誰もが一度は読んだことがある、藤子・F・不二雄作品。「ドラえもん」や「オバケのQ太郎」、「怪物くん」などの代表作を始め、多くの作品が人々に親しまれ愛されている。
1931年12月1日、藤子・F・不二雄こと藤本弘さんは富山県に生まれる。絵を描き空想にふけることが好きだった藤本少年は、小学生時代に安孫子素雄さんと出会う。彼こそが、後にコンビを組む藤子不二雄Aである。1951年17歳の頃に、藤本さんと安孫子さんは“藤子不二雄”として「天使の玉ちゃん」でデビュー。
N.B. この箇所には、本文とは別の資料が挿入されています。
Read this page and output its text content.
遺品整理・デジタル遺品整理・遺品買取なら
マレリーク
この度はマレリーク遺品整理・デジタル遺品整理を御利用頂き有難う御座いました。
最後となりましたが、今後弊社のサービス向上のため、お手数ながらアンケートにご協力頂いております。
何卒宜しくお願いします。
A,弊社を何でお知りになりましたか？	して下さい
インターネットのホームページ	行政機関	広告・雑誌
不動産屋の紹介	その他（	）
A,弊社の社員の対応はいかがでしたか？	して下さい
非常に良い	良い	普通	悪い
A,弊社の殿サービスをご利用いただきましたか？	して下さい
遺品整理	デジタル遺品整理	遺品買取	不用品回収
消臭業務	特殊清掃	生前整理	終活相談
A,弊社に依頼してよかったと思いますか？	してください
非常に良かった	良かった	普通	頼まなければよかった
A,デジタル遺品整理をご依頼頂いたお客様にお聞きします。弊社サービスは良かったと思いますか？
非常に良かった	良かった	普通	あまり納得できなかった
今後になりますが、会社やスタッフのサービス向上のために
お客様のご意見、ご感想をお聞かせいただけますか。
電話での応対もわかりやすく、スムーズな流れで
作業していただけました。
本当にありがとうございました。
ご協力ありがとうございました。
1969年に「ドラえもん」の連載を開始し、国民的漫画家の名を馳せるようになった。
コンビ解消後も藤本さんは、藤子・F・不二雄として漫画道に人生を捧げた。彼の作品は、老若男女問わずいつの時代も人々を楽しませている。
数ある藤子・F・不二雄作品の中でも、SF短編は名作だ。「ドラえもん」や「キテレツ大百科」などのSF長編は、クスリと笑えるハッピーエンドの話が多い。一方で、短編はブラックユーモアたっぷりの話もあり、大人こそ必読だ。
SF短編の中から「値踏みカメラ」(藤子・F・不二雄『異色短編集』パラレル同窓会、小学館文庫、1995)を紹介する。竹子は、格好良くてお金持ちの青年と冴えないカメラマンから想いを寄せられる。ある日、被写体の“原材料費・本体価格・将来うみだす利益・自分にとっての価値”が分かる「値踏みカメラ」を手にいれる。竹子が2人の男性をカメラに写し、選んだ相手とは…?
同短編集には、カメラを題材とした話が多く載せられている。「値踏みカメラ」は物だけでなく人の価値も写し出すユーモアが、特に面白い。自分はいくらになるのだろう…と思いながら読んでしまう。
そして、「値踏みカメラ」の一部の機能は実現している。
Googleが提供している画像検索サービス「Googleレンズ」は、かざすだけで被写体についての検索ができる。物の名前だけでなく、その値段を検索することも可能だ。Googleが保持する膨大な画像と被写体をAIが比較し、類似性や関連性を探す。そこから得た情報をもとに検索結果を提示する。世界中のデータを保持するGoogleだからこそできるサービスだ。
バリュエンスジャパン(東京都港区、六車進社長)が開発したアプリ「Miney(マイニー)」は、スマートフォンで撮影するだけで資産価値を査定することができる。ブランド品やアクセサリーだけでなく、不動産までも査定することができる。現在価値は、同社が運営するBtoBオークションから得た膨大なデータや、AIによる分析をもとに査定。GoogleレンズもMineyも、スマートフォンのカメラで誰でも簡単に利用することできる。
短編の最後のコマには執筆終了時の日付が書かれている。この作品は1981年に描かれた。それから40年。進歩したデータサイエンスやAI技術が「値踏みカメラ」の実現を可能にした。
藤子・F・不二雄は1996年、『大長編ドラえもん のび太のねじ巻き都市冒険記』を執筆中に意識を失い、そのまま命を引き取る。最期までペンを取り続けた彼の物語は、決して夢物語ではない。技術が進歩した現実の未来を描いているのかもしれない。